Zarąbisty film. Tak właśnie powinno wyglądać kino SF. Coś dla miłośników prozy Philipa K. Dicka. Dźwięk i muzyka super. Zdjęcia też :)
Muzyka, dźwięk, zdjęcia, efekty faktycznie super. Ale za to fabuła... Głupiutka strasznie. 5/10
Ok. Macie rację. To słowo też mi nie pasuje. Bardziej pasowałoby określenie - przewidywalny, mało oryginalny. To wszystko już było. Pokazano jedynie w nowej szacie. Ale ogląda się przyjemnie.

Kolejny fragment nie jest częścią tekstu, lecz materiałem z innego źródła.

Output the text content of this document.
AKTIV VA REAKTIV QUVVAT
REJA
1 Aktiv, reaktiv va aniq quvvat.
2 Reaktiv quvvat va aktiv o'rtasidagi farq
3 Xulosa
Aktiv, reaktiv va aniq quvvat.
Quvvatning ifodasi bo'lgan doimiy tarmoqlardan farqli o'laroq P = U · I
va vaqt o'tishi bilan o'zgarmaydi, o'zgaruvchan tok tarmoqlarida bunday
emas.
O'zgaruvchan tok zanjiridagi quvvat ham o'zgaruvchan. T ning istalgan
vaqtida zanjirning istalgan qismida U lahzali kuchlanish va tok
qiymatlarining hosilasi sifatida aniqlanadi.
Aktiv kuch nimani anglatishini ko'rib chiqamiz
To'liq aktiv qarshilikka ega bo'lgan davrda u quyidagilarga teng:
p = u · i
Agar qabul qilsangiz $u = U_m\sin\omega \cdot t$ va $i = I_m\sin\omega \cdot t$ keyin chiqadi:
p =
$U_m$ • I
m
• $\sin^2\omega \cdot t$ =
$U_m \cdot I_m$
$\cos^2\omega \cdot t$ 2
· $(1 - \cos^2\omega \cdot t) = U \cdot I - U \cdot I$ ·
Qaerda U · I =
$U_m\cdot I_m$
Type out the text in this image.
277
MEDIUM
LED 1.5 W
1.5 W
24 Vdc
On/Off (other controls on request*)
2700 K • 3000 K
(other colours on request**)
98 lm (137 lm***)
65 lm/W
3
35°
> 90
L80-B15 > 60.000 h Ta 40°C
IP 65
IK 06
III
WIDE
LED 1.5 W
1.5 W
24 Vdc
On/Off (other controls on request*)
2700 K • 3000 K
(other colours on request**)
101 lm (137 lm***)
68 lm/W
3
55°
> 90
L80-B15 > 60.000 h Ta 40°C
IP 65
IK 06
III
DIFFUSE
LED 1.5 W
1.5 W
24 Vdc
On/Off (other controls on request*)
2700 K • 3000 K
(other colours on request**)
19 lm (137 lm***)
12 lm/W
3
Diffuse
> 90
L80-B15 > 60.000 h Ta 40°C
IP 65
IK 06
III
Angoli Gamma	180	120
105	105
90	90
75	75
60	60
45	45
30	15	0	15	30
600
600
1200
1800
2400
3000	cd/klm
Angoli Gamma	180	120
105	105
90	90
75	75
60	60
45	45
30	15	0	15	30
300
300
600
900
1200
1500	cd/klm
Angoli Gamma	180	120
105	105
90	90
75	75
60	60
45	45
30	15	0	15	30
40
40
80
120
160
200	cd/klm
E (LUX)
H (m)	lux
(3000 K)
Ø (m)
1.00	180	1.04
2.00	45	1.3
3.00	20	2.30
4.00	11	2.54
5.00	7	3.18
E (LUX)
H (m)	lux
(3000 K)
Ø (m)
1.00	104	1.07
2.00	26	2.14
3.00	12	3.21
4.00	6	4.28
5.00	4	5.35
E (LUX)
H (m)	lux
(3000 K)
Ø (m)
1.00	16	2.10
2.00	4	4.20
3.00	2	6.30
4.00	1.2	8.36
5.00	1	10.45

Wizualnie ładny dla oka.
Film jest BARDZO ORYGINALNY. Na pewno każdy na początku myślał: Padlinożercy to kosmici, a Tet to stacja kosmiczna z ludzką załogą. A tu nagle zaskoczenie - nic nie jest tak jak nam się zdawało, a to świadczy o tym że fabuła jest świetna.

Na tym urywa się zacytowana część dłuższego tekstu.